If we believe that the intersection of AI and cryptography has great potential, then establishing a dedicated cryptography benchmark becomes an urgent task. The establishment of a benchmark may become a key bridge connecting the two major fields of AI and cryptography, catalyzing innovation and providing clear guidance for future applications.
However, compared with mature benchmarks in other fields, building a benchmark in the cryptography field faces unique challenges: cryptography technology is evolving rapidly, the industry knowledge system has not yet been solidified, and there is a lack of consensus on multiple core directions. As an interdisciplinary field, cryptography covers cryptography, distributed systems, economics, etc., and its complexity far exceeds that of a single field. Even more challenging is that cryptography benchmarks not only need to evaluate knowledge, but also need to examine the actual operational capabilities of AI using cryptography technology, which requires the design of a new evaluation framework. The lack of relevant data sets further increases the difficulty.

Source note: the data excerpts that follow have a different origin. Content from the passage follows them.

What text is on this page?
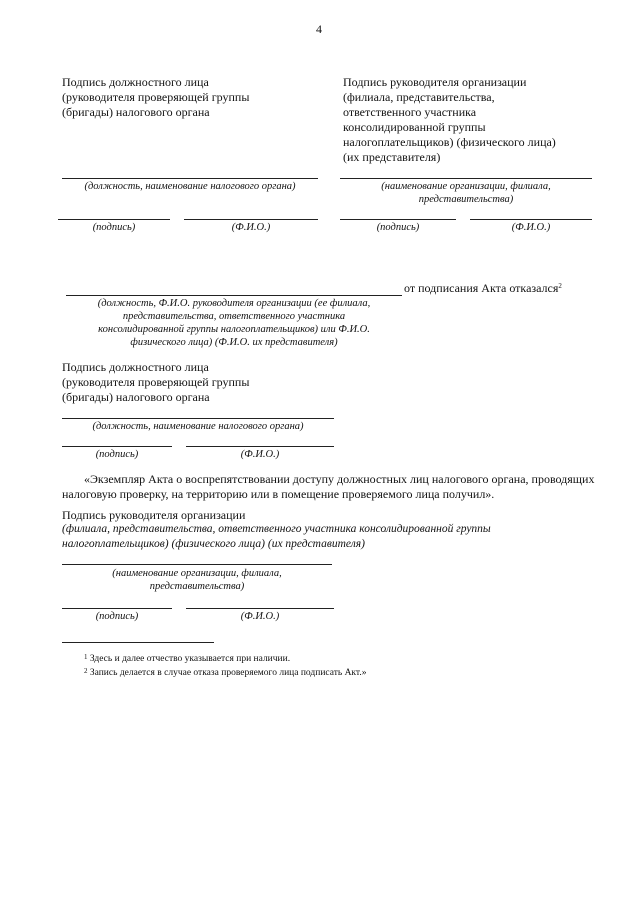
4
Подпись должностного лица
(руководителя проверяющей группы
(бригады) налогового органа
(должность, наименование налогового органа)
(подпись)	(Ф.И.О.)
Подпись руководителя организации
(филиала, представительства,
ответственного участника
консолидированной группы
налогоплательщиков) (физического лица)
(их представителя)
(наименование организации, филиала,
представительства)
(подпись)	(Ф.И.О.)
от подписания Акта отказался$^2$
(должность, Ф.И.О. руководителя организации (ее филиала,
представительства, ответственного участника
консолидированной группы налогоплательщиков) или Ф.И.О.
физического лица) (Ф.И.О. их представителя)
Подпись должностного лица
(руководителя проверяющей группы
(бригады) налогового органа
(должность, наименование налогового органа)
(подпись)	(Ф.И.О.)
«Экземпляр Акта о воспрепятствовании доступу должностных лиц налогового органа, проводящих
налоговую проверку, на территорию или в помещение проверяемого лица получил».
Подпись руководителя организации
(филиала, представительства, ответственного участника консолидированной группы
налогоплательщиков) (физического лица) (их представителя)
(наименование организации, филиала,
представительства)
(подпись)	(Ф.И.О.)
$^1$ Здесь и далее отчество указывается при наличии.
$^2$ Запись делается в случае отказа проверяемого лица подписать Акт.»
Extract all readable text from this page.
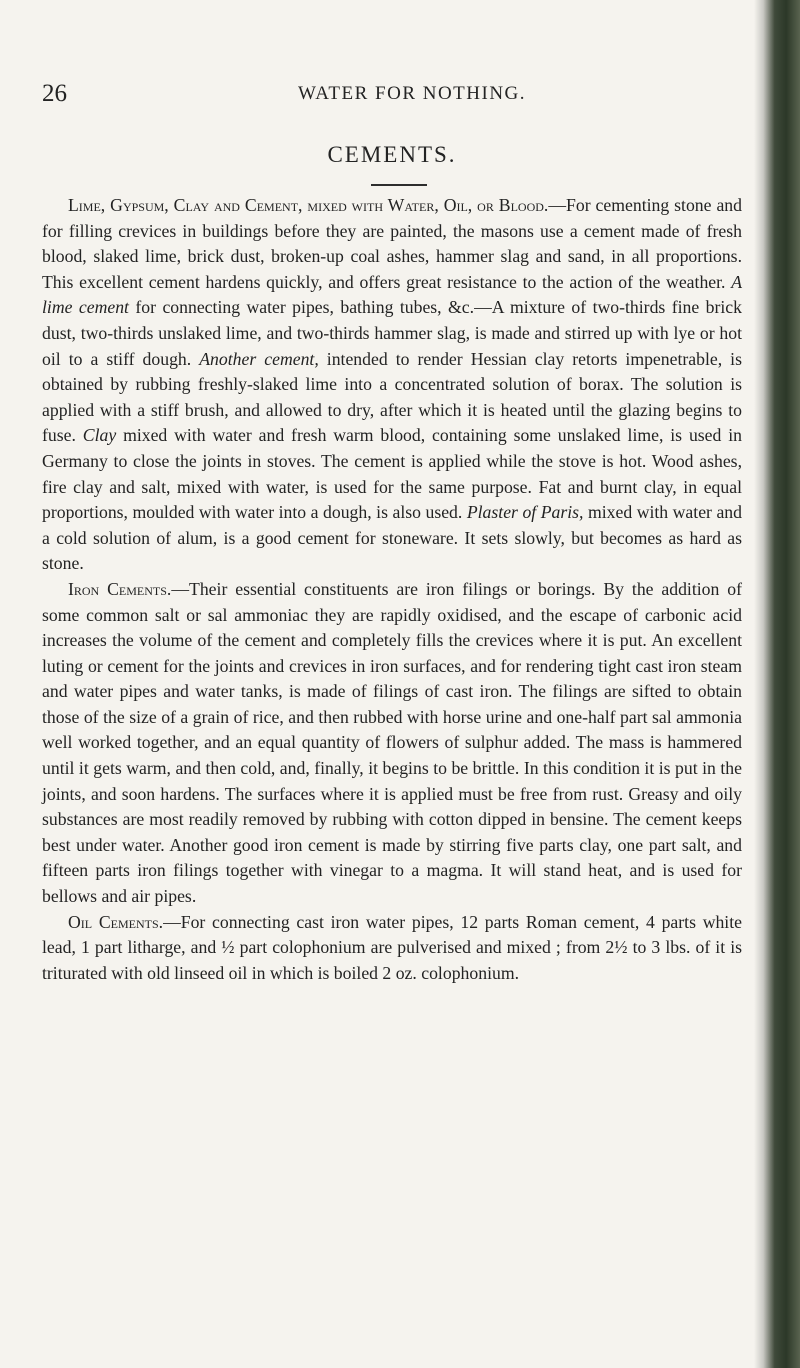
26	WATER FOR NOTHING.
CEMENTS.

Lime, Gypsum, Clay and Cement, mixed with Water, Oil, or Blood.—For cementing stone and for filling crevices in buildings before they are painted, the masons use a cement made of fresh blood, slaked lime, brick dust, broken-up coal ashes, hammer slag and sand, in all proportions. This excellent cement hardens quickly, and offers great resistance to the action of the weather. A lime cement for connecting water pipes, bathing tubes, &c.—A mixture of two-thirds fine brick dust, two-thirds unslaked lime, and two-thirds hammer slag, is made and stirred up with lye or hot oil to a stiff dough. Another cement, intended to render Hessian clay retorts impenetrable, is obtained by rubbing freshly-slaked lime into a concentrated solution of borax. The solution is applied with a stiff brush, and allowed to dry, after which it is heated until the glazing begins to fuse. Clay mixed with water and fresh warm blood, containing some unslaked lime, is used in Germany to close the joints in stoves. The cement is applied while the stove is hot. Wood ashes, fire clay and salt, mixed with water, is used for the same purpose. Fat and burnt clay, in equal proportions, moulded with water into a dough, is also used. Plaster of Paris, mixed with water and a cold solution of alum, is a good cement for stoneware. It sets slowly, but becomes as hard as stone.

Iron Cements.—Their essential constituents are iron filings or borings. By the addition of some common salt or sal ammoniac they are rapidly oxidised, and the escape of carbonic acid increases the volume of the cement and completely fills the crevices where it is put. An excellent luting or cement for the joints and crevices in iron surfaces, and for rendering tight cast iron steam and water pipes and water tanks, is made of filings of cast iron. The filings are sifted to obtain those of the size of a grain of rice, and then rubbed with horse urine and one-half part sal ammonia well worked together, and an equal quantity of flowers of sulphur added. The mass is hammered until it gets warm, and then cold, and, finally, it begins to be brittle. In this condition it is put in the joints, and soon hardens. The surfaces where it is applied must be free from rust. Greasy and oily substances are most readily removed by rubbing with cotton dipped in bensine. The cement keeps best under water. Another good iron cement is made by stirring five parts clay, one part salt, and fifteen parts iron filings together with vinegar to a magma. It will stand heat, and is used for bellows and air pipes.

Oil Cements.—For connecting cast iron water pipes, 12 parts Roman cement, 4 parts white lead, 1 part litharge, and ½ part colophonium are pulverised and mixed ; from 2½ to 3 lbs. of it is triturated with old linseed oil in which is boiled 2 oz. colophonium.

The complexity and importance of this task determine that it cannot be completed by a single person or team. It requires the gathering of wisdom from users, developers, cryptography experts, encryption researchers, and more interdisciplinary people, and relies on broad community participation and consensus. Therefore, encryption benchmarks require more extensive discussions, because this is not only a technical work, but also a deep reflection on how we understand this emerging technology.
Postscript: Having talked about this, the topic is far from over. In the next article, I will explore in depth the specific ideas and challenges of building AI benchmarks in the encryption field. The experiment is still ongoing, and we are constantly optimizing the test model, enriching the data set, improving the evaluation framework, and improving the automated testing project. Adhering to the concept of open collaboration, all relevant resources in the future - including data sets, experimental results, evaluation frameworks, and automated testing codes will be open source as public resources.